29/07/2026 09:43 - Internacionales
Date de l'événement : 28 juillet 2026 | Sources : DW et Infobae
Le Premier ministre israélien, Benyamin Netanyahou, est arrivé à Washington le 27 juillet 2026 pour sa huitième rencontre avec le président des États-Unis, Donald Trump, depuis 2025. Cet entretien, qui a duré près d'une heure et demie à huis clos, a marqué le premier contact en personne entre les deux dirigeants depuis le début de l'offensive conjointe contre l'Iran le 28 février 2026.

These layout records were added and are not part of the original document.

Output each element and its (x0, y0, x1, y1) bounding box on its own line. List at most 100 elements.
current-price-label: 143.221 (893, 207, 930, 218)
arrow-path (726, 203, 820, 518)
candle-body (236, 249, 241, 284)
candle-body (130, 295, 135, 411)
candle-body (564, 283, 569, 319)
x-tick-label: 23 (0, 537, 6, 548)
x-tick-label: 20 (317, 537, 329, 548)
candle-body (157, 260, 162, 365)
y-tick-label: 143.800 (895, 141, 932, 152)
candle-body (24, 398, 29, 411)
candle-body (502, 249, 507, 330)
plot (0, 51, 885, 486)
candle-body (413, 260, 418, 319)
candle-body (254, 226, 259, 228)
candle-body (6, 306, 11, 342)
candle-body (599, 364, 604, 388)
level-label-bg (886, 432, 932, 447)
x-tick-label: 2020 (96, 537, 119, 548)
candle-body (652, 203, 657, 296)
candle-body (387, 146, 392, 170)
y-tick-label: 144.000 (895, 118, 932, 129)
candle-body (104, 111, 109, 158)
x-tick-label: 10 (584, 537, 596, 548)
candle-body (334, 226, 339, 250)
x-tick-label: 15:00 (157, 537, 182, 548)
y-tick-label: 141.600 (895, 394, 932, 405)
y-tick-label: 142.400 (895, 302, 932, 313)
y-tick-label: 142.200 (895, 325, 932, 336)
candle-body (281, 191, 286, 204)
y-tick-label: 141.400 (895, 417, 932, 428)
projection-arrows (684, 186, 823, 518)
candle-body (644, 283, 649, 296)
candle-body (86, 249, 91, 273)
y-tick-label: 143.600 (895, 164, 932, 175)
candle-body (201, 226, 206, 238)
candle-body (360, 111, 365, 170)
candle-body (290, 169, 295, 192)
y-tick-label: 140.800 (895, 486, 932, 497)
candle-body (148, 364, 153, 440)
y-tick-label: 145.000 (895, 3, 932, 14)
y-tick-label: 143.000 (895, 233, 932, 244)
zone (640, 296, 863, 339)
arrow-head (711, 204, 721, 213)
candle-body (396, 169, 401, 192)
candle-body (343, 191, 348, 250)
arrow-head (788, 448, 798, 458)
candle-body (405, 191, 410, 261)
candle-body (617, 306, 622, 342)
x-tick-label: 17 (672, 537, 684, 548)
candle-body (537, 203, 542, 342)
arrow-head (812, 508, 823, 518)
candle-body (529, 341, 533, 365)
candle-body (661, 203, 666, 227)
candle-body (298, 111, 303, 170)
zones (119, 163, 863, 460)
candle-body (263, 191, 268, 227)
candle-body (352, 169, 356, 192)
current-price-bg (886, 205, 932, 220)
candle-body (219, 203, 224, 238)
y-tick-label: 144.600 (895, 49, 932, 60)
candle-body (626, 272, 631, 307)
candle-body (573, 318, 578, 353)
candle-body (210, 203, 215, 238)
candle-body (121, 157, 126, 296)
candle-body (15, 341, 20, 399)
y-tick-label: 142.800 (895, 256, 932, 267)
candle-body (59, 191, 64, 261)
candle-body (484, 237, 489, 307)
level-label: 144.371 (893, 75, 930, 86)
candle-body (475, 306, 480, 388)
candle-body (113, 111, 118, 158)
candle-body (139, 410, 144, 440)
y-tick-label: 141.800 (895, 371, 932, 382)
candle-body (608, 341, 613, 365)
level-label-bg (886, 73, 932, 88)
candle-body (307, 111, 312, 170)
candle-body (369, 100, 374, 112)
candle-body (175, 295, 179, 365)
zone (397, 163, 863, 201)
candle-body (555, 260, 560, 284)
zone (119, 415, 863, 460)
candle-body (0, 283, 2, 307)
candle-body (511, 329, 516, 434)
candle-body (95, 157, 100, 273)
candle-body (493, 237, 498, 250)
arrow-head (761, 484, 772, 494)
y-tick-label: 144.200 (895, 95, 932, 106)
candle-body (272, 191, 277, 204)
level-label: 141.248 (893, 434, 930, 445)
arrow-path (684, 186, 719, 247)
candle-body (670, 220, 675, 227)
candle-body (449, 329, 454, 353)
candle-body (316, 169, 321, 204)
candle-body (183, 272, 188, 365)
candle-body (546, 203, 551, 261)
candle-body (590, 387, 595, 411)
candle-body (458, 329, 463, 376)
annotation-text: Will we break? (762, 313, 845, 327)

Netanyahou a qualifié la réunion de « géniale » et « l'une des meilleures » qu'ils aient eues, démentant toute fissure dans la relation bilatérale. Dans une interview accordée à la chaîne Fox News, le leader israélien a décrit l'alliance avec Washington comme un « mur de granit », réaffirmant que les deux gouvernements partagent un objectif prioritaire : empêcher le régime de Téhéran d'obtenir des armes nucléaires, « que ce soit par des moyens diplomatiques ou par d'autres moyens ».
Le déplacement de Netanyahou aux États-Unis n'a pas été exempt de polémique géopolitique. L'avion officiel israélien, parti de la base de Nevatim, a survolé l'espace aérien de la Grèce, de l'Italie, de la France et du Canada, quatre États signataires du Statut de Rome (le traité fondateur de la Cour pénale internationale).
Cela se produit dans le contexte du mandat d'arrêt émis en novembre 2024 par la CPI contre Netanyahou pour présumés crimes de guerre et crimes contre l'humanité. Bien que la Cour pénale internationale ne dispose pas de mécanismes coercitifs directs, les pays signataires ont l'obligation théorique d'arrêter les personnes faisant l'objet d'un mandat d'arrêt si elles entrent sur leur territoire ou dans leur espace aérien, même si, dans la pratique diplomatique, cela est rarement exécuté pour des dirigeants en transit.
La tension a grimpé au niveau local aux États-Unis lorsque le maire de New York, Zohran Mamdani, a demandé aux autorités fédérales l'arrestation du leader israélien s'il visitait la ville pour le prochain sommet des Nations unies. Cependant, Trump a été catégorique en écartant toute action sur le sol américain, affirmant que Netanyahou « ne sera pas arrêté » pendant son séjour.
Le principal axe de la réunion a tourné autour de l'Iran. La rencontre a eu lieu dans un moment de tension maximale après un récent échange de tirs de missiles. Selon l'armée américaine, l'Iran a lancé plusieurs missiles balistiques contre des forces américaines déployées dans la région, qui ont été entièrement interceptés. Parallèlement, le Corps des Gardiens de la révolution iranienne a revendiqué des attaques contre des installations militaires américaines en Jordanie.
Trump a assuré savoir exactement « ce qui se passe à Pickaxe », en référence au présumé complexe nucléaire souterrain iranien situé dans les montagnes de Natanz. Un responsable israélien cité par Associated Press a indiqué que Netanyahou a réitéré la disposition d'Israël à répondre à toute attaque directe de l'Iran, tout en faisant confiance au jugement des États-Unis pour gérer une éventuelle escalade.
Un autre point de friction abordé a été la possible vente d'avions F-35 à la Turquie, à laquelle Israël s'oppose. De plus, les demandes de retrait des troupes israéliennes de Gaza, de la Syrie et du Liban ont été discutées.
Netanyahou s'est engagé à ne pas entraver les efforts de reconstruction et de stabilisation impulsés par les États-Unis. Dans le sud du Liban, Israël a accepté de permettre le déploiement limité de l'armée libanaise dans les villages où opérait le Hezbollah. Les prochaines négociations se tiendront à Rome.
Après la réunion, Netanyahou, Trump et le vice-président JD Vance sont apparus ensemble aux funérailles du sénateur Lindsey Graham, montrant publiquement la solidité de l'alliance. Les prochaines élections en Israël sont prévues pour octobre 2026.